What was the FM Radio scene really like during the rise and fall of disco?
Steve Dahl had a bone to pick with disco largely because he lost his disc jockey job when the station he worked for, Chicago 94.7 WDAI, switched from an all-rock station to an all-disco station. Unwilling to change to the new radio format, Dahl was let go from the station.
How many stations were really switching to disco? Was the popularity of the genre confined to certain geographic areas?
The below visualizations, published through Tableau, detail the genres being played on FM Radio in Chicago, New York, and Philadelphia in the years 1973, 1976, 1979, 1980, and 1983. The data comes from the FM Atlas, published yearly by Dr. Bruce Elving who categorized each radio station in the United States with the primary genres that they were playing. The FM Atlases are available as PDFs online at the American Radio History page.
Why these cities? Chicago was the scene of Disco Demolition and the famous uprising against the popularity of disco. New York had a very prevalent disco scene and served as the setting for the film Saturday Night Fever, which greatly affected the popularity of disco and who listened to disco. Philadelphia serves as a middle ground between the two cities, as well as a center for soul music sometimes called Philadelphia soul. Soul and Funk music came to be an important part of disco music as well.
Below the city graphs is another visualization, a line graph created in Tableau that details the rise and fall of music genres played on the radio from 1975-1985. The data is sourced from Billboard’s chart archives published on Billboard.com, specifically the Top 100 Hits for each year from 1975 to 1985.
See the below links to view the visualizations, and scroll further for some thoughts about how they might affect a critical understanding of what Disco Demolition was.
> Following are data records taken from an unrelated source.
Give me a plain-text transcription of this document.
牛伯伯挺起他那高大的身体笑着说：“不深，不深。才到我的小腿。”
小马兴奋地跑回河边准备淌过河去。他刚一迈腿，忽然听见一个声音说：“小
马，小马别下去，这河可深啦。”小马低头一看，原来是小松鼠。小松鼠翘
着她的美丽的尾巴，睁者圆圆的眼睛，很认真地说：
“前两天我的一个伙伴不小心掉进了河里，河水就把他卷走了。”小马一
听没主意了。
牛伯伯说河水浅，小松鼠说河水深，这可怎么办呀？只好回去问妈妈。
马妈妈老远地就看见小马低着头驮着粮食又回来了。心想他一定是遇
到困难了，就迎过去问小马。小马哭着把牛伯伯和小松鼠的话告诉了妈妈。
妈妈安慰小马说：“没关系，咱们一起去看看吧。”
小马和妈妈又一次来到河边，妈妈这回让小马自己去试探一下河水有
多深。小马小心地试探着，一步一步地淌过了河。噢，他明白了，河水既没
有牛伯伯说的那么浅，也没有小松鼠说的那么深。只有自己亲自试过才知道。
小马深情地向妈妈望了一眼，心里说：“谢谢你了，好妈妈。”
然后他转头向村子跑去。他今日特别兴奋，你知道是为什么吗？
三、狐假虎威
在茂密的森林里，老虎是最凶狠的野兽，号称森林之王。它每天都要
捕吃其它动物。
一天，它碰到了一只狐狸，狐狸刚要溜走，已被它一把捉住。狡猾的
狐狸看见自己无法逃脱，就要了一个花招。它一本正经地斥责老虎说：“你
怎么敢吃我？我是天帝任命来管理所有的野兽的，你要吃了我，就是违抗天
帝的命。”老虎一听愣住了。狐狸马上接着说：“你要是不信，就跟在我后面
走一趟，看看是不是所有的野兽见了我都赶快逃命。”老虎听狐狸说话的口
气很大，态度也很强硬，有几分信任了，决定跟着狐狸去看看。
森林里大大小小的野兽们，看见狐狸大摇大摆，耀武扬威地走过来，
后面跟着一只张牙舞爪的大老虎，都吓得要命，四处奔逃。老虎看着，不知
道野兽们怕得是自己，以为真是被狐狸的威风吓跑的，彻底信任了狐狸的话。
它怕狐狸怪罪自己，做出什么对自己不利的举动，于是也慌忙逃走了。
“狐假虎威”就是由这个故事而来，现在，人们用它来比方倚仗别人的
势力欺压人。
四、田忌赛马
The Billboard Top 100 Line graph particularly illustrates that in 1979, disco did surpass rock music on the charts. It was not an illusion that disco was taking over. It’s also interesting to see that there was a rise of pop music that leveled off to about the same level of popularity as rock by 1985. Though the line graph does not currently continue past 1985, one can already infer the seeds of the music culture in America today, where some genres like rock and pop still rule, but without the kind of domination that one genre would typically have in the 1970s and 1980s.